Il riconoscimento di un debito quanto al capitale non implica anche il riconoscimento del debito di interessi moratori e, quindi, non interrompe la prescrizione del relativo credito, ove non sia ad esso chiaramente riferito, stante l'autonomia causale delle due obbligazioni ed il legame solo genetico di accessorietà degli interessi rispetto al capitale, che rende i relativi diritti suscettibili di negoziazione autonoma.
In tema di prescrizione del credito, così come il pagamento parziale del debito non rappresenta "ex lege" rinuncia alla prescrizione, il riconoscimento parziale non propaga automaticamente il suo effetto interruttivo della prescrizione all'intera posta. In entrambi i casi la sussistenza dell'effetto estensivo scaturisce dal contesto in cui pagamento e riconoscimento sono avvenuti, il cui accertamento è rimesso al giudice di merito.

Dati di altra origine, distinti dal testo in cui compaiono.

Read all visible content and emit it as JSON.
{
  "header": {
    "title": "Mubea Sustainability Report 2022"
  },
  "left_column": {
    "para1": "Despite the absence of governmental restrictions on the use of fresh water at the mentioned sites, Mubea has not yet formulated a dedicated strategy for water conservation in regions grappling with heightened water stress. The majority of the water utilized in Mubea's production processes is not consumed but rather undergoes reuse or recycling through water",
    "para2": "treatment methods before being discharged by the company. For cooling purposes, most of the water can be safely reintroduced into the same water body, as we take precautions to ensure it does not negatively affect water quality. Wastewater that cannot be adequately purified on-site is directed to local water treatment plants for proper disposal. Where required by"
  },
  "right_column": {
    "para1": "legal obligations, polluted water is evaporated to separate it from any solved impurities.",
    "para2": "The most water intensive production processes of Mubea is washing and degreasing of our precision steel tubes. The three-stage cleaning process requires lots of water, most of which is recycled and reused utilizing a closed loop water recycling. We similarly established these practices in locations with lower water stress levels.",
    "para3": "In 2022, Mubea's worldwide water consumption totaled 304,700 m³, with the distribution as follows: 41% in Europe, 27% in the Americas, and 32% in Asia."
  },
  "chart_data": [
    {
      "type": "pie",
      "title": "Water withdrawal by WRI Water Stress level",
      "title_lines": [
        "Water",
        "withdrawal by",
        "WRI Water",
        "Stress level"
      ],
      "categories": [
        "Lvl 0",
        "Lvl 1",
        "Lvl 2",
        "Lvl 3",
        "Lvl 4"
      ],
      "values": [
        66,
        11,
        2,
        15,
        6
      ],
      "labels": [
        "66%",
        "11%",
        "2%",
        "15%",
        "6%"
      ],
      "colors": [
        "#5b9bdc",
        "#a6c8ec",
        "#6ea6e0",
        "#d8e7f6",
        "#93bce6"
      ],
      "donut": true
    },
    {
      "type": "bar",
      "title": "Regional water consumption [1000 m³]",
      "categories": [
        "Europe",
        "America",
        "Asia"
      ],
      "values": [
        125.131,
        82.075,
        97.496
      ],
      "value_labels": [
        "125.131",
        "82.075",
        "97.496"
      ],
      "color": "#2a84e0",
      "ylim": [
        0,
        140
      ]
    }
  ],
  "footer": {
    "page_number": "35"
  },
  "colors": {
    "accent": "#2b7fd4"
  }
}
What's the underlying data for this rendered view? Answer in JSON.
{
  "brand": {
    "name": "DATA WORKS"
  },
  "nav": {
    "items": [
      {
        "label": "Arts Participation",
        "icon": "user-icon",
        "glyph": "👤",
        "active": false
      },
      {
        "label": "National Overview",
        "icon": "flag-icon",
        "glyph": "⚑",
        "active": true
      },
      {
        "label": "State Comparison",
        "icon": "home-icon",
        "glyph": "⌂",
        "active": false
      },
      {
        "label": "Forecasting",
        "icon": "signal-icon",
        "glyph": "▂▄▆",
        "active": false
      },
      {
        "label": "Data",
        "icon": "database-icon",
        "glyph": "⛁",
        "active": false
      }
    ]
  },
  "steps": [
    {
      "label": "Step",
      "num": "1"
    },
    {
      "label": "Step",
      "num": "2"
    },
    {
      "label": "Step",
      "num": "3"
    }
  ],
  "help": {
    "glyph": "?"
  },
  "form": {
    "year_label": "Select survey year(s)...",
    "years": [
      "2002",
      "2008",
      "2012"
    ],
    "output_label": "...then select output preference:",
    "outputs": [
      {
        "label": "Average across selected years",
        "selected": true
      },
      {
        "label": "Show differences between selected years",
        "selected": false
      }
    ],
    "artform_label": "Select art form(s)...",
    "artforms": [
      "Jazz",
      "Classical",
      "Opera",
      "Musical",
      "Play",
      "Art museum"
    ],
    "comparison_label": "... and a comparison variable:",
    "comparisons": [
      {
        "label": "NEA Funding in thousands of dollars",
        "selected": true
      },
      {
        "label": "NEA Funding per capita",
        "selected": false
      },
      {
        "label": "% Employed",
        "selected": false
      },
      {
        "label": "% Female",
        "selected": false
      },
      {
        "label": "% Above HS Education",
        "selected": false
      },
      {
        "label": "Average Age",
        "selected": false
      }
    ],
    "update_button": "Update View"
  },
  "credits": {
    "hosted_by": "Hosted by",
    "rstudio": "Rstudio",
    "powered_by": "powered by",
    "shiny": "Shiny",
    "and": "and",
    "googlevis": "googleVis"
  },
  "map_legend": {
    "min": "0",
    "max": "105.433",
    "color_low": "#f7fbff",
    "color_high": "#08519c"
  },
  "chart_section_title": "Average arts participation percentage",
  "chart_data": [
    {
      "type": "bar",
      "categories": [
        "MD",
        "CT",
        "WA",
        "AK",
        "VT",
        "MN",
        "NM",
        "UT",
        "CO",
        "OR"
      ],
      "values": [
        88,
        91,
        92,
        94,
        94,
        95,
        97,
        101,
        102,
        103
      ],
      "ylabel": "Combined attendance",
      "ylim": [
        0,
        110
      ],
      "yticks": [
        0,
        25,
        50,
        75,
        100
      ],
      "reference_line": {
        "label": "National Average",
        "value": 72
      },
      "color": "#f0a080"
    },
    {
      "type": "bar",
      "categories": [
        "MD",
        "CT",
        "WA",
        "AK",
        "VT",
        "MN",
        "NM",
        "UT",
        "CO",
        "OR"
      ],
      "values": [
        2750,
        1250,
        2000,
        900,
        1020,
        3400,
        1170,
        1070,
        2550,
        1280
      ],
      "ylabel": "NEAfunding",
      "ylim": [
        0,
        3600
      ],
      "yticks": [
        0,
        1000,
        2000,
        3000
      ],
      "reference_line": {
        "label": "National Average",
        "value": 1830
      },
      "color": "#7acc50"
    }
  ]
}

In tema di pagamento della rata di saldo delle opere pubbliche, l'art. 5 della legge n. 741 del 1981, nel prevedere i termini entro i quali deve essere compiuto il collaudo, delinea con certezza il periodo superato il quale, perdurando l'inerzia dell'ente committente, quest'ultimo deve ritenersi inadempiente, con la duplice conseguenza che l'appaltatore può agire per il pagamento senza necessità di mettere in mora l'amministrazione e che, dalla scadenza del predetto termine, inizia a decorrere la prescrizione del credito.
Sul provvedimento
Testo completo
Composta dagli Ill.mi Sigg.ri Magistrati:
Dott. A M - Presidente -
Dott. M L - Consigliere -
Dott. R V - Consigliere -
Dott. S M B - Consigliere -
Dott. C M R - rel. Consigliere -
ha pronunciato la seguente:
S
sul ricorso proposto da:
TRE ELLE S.R.L., in persona del legale rappresentante pro tempore, elettivamente domiciliata in ROMA VIA FERDINANDO INNOCENTI 32, presso l'avvocato M M, rappresentata e difesa dagli avvocati P A, M C, giusta procura a margine del ricorso;
- ricorrente -
contro
AMMINISTRAZIONE PROVINCIALE DI ISERNIA, in persona del Presidente pro tempore, elettivamente domiciliata in ROMA LUNGOTEVERE FLAMINIO 46, presso lo STUDIO GREZ, rappresentata e difesa dagli avvocati S V V, S V I, giusta procura a margine del controricorso;
- controricorrente -
avverso la sentenza n. 110/02 della Corte d'Appello di CAMPOBASSO, depositata il 13/09/02;
udita la relazione della causa svolta nella pubblica udienza del 18/09/2007 dal Consigliere Dott. M R C;
udito il P.M., in persona del Sostituto Procuratore Generale Dott. C G, che ha concluso per l'accoglimento per quanto di ragione del quinto e sesto motivo e rigetto degli altri motivi di ricorso.
SVOLGIMENTO DEL PROCESSO
La società Tre Elle s.r.l. chiese ed ottenne dal Presidente del Tribunale di Isernia decreto ingiuntivo nei confronti dell'Amministrazione Provinciale di Isernia, emesso in data 23.4.97 per l'importo di L. 955.965.482 comprensivo d'interessi calcolati a tutto il 15.3.97, in relazione a credito, fondato su fattura n. 54 del 6.8.1984 dell'importo di L. 141.500.025, ascritto all'ultima rata del saldo dei lavori di somma urgenza, realizzati dopo l'esecuzione di quelli oggetto del contratto d'appalto n. 724/1979, che le erano stati affidati dall'amministrazione ingiunta con cottimo fiduciario 13.7.1984.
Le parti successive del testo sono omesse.